La economía española en 2017: balance y perspectivas

Enero es el mes dedicado a Jano, el dios romano de las dos caras: una mira (haciendo balance) al año que se cierra y la otra hacia el futuro que comienza. Son, por tanto, buenas fechas para valorar el comportamiento de la economía española en 2017 y analizar sus perspectivas de cara al nuevo ejercicio.

El año pasado, el PIB creció en torno al 3%, logrando así alcanzar esa respetable tasa por tercer año consecutivo. Sin embargo, la tendencia es hacia una suave desaceleración: en 2016 el crecimiento fue del 3.3% y las previsiones para 2018 empeoran el registro de 2017. Este crecimiento, el mayor de las cuatro grandes economías de la zona del euro, se logra partiendo de una base baja. En España la crisis ha sido más aguda y hemos tardado casi una década en recuperar el nivel de producción anterior a la crisis.

El patrón de crecimiento es equilibrado: se apoya sobre todo en la demanda interna de consumo e inversión, pero con una aportación positiva del sector exterior, que mantuvo un superávit  por cuenta corriente (también en descenso) del 1.8% del PIB. Esto implica un enorme reequilibrio desde los déficit del 10% del PIB anteriores a la crisis y se ha logrado, en parte, gracias a una meritoria mejora en la propensión exportadora de las empresas españolas.

Otras buenas noticias son la superación de la crisis bancaria (aunque los balances todavía acumulan demasiados activos dudosos y están excesivamente expuestos a la deuda pública nacional) y la progresiva normalización del sector inmobiliario. El crecimiento ha tenido su reflejo en la creación de empleo. El paro, que llegó a alcanzar el 26.1% en 2013, ha caído diez puntos desde entonces. El ritmo de creación de empleo es de alrededor de medio millón al año.

Las amenazas a este crecimiento sostenido provienen del debilitamiento de los “vientos de cola” que lo han impulsado hasta ahora: el petróleo se está encareciendo, el euro ha dejado de depreciarse, los tipos de interés tenderán a subir en el futuro y el turismo puede verse amenazado por la inestabilidad propia y la recuperación de nuestros competidores. A cambio, la gran esperanza reside en que el debilitamiento de estos impulsos positivos se vea contrarrestado por la recuperación de la zona del euro. Allí dirigimos dos tercios de nuestras exportaciones. La mejora de la eurozona es cada vez más fuerte; en 2017, ha crecido al 2.3%.

Más preocupantes son las amenazas para el crecimiento a largo plazo que se derivan de las carencias en I+D y educación, ámbitos que deberían haberse resguardado de los recortes asociados a la crisis. Los efectos de tales carencias son lentos, pero inexorables.

Los datos que confirman la recuperación no deben hacer olvidar los graves problemas sociales que subsisten en España. El empleo que se crea se caracteriza por la precariedad y los bajos salarios. Existen importantes bolsas de paro estructural, que han ido perdiendo la cobertura social y sufren una falta de formación no atendida.  Los niveles de desigualdad y pobreza (incluida la infantil) siguen siendo preocupantes.
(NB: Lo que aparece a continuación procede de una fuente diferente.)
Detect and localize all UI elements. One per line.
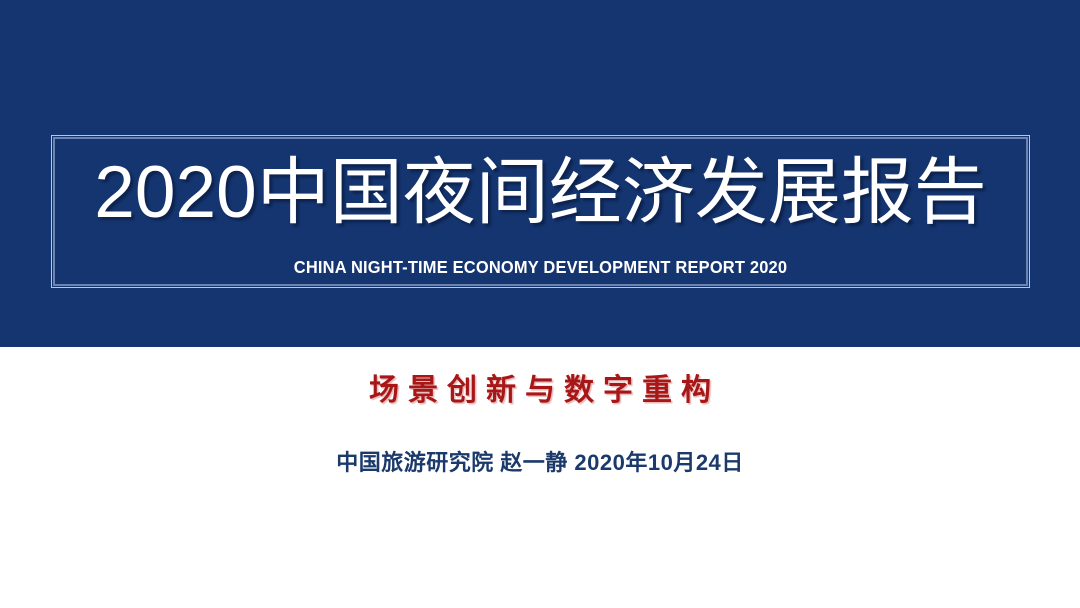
page-subtitle-english: CHINA NIGHT-TIME ECONOMY DEVELOPMENT REP… bbox=[80, 256, 1000, 278]
page-title: 2020中国夜间经济发展报告 bbox=[51, 150, 1030, 236]
byline: 中国旅游研究院 赵一静 2020年10月24日 bbox=[0, 448, 1080, 478]
tagline: 场景创新与数字重构 bbox=[0, 372, 1080, 410]
title-slide: 2020中国夜间经济发展报告 CHINA NIGHT-TIME ECONOMY … bbox=[0, 0, 1080, 608]
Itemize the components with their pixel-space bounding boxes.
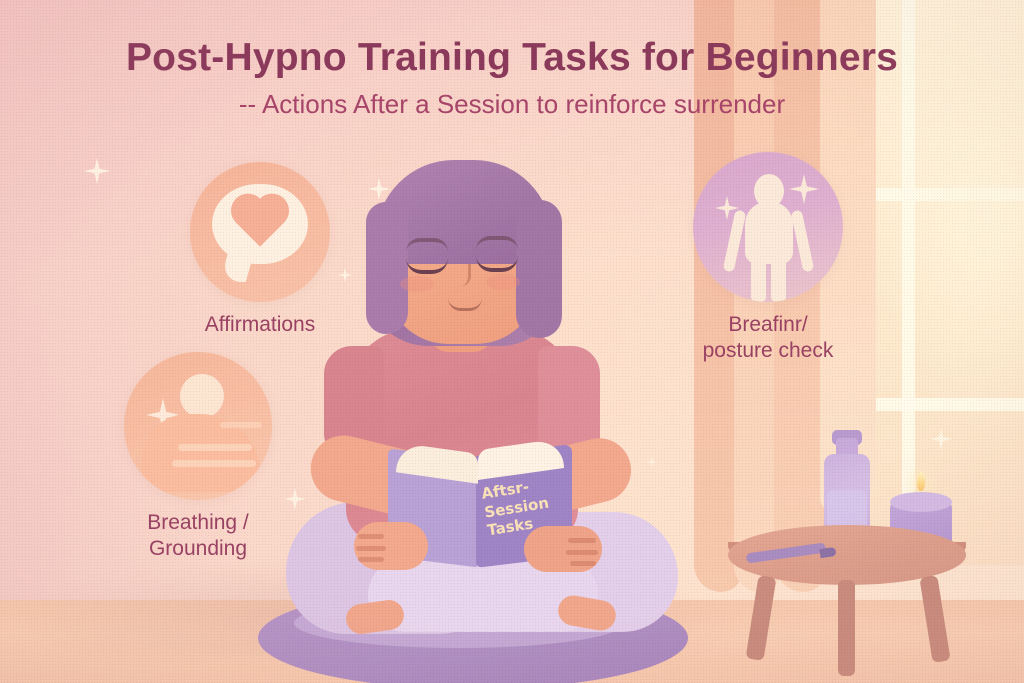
sparkle-icon (930, 428, 952, 450)
wave-line (178, 444, 252, 451)
badge-posture-check[interactable]: Breafinr/ posture check (668, 152, 868, 365)
illustration-canvas: Post-Hypno Training Tasks for Beginners … (0, 0, 1024, 683)
sparkle-icon (84, 158, 110, 184)
breathing-disc (124, 352, 272, 500)
blush-left (400, 276, 434, 292)
affirmations-disc (190, 162, 330, 302)
badge-label-posture-check: Breafinr/ posture check (668, 312, 868, 365)
badge-label-breathing-grounding: Breathing / Grounding (98, 510, 298, 563)
eyebrow-left (406, 238, 448, 252)
badge-affirmations[interactable]: Affirmations (160, 162, 360, 338)
body-arm-right (791, 210, 815, 273)
blush-right (486, 274, 520, 290)
table-leg-left (746, 575, 777, 661)
wave-line (220, 422, 262, 428)
sparkle-icon (368, 178, 390, 200)
sparkle-icon (715, 196, 739, 220)
table-leg-center (838, 580, 855, 676)
candle-flame (917, 472, 925, 491)
finger-line (568, 538, 596, 543)
page-title: Post-Hypno Training Tasks for Beginners (0, 36, 1024, 80)
finger-line (358, 534, 384, 539)
finger-line (356, 546, 386, 551)
sparkle-icon (646, 456, 658, 468)
sparkle-icon (789, 174, 819, 204)
finger-line (570, 561, 596, 566)
moon-icon (180, 374, 224, 418)
heart-icon (236, 199, 284, 247)
page-subtitle: -- Actions After a Session to reinforce … (0, 90, 1024, 120)
speech-bubble-icon (212, 184, 308, 264)
eyebrow-right (476, 236, 518, 250)
posture-disc (693, 152, 843, 302)
body-leg-right (771, 256, 786, 302)
body-torso-shape (745, 202, 793, 264)
side-table (728, 430, 978, 660)
table-leg-right (919, 575, 950, 663)
hand-left (354, 522, 428, 570)
finger-line (358, 557, 384, 562)
candle-top (890, 492, 952, 512)
hand-right (524, 526, 602, 572)
title-block: Post-Hypno Training Tasks for Beginners … (0, 36, 1024, 120)
hair-side-left (366, 202, 408, 334)
badge-label-affirmations: Affirmations (160, 312, 360, 338)
wave-line (172, 460, 256, 467)
body-leg-left (751, 256, 766, 302)
finger-line (566, 550, 598, 555)
hair-side-right (516, 200, 562, 338)
badge-breathing-grounding[interactable]: Breathing / Grounding (98, 352, 298, 563)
El estado poco boyante de las cuentas públicas dificulta enfrentarse a esos problemas. El déficit publico se ha ido reduciendo (llegó a superar el 11% en los peores momentos), pero lentamente, y es todavía alto en el contexto europeo. En 2016 fue del 4.5% del PIB y está cayendo hacia el 3% (que la Unión Europea considera el máximo admisible) en gran medida gracias a los mayores ingresos públicos que proporciona la recuperación. La evasión y elusión fiscal siguen siendo elevadas; los esfuerzos para controlar el gasto público y aumentar su eficiencia, insuficientes. La presión fiscal es más baja que en la Unión Europea, pero recae con fuerza sobre las rentas más fáciles de controlar. Todo esto con una deuda pública cercana al 100% del PIB, que puede pesar como una losa cuando suban los tipos de interés.

En cuanto a los precios, los riesgos deflacionarios han quedado atrás y la inflación converge en España hacia el 2% que el BCE considera deseable. Esta subida se debe en buena parte al petróleo y los alimentos, mientras que la inflación subyacente permanece más baja. En cualquier caso,  se deteriorará el poder adquisitivo de las pensiones y los salarios.

De cara al 2018, las peores amenazas son autoinfligidas, pues tienen que ver con el aumento de la incertidumbre política interna. La situación en Cataluña, todavía no resuelta, pasará factura particularmente allí, pero también en el conjunto de España. La existencia de un gobierno central en minoría parlamentaria, con dificultades para aprobar los Presupuestos o iniciar reformas, tampoco ayudará. Pero ¡el futuro no está escrito! Mis mejores deseos para el 2018 a todos los lectores.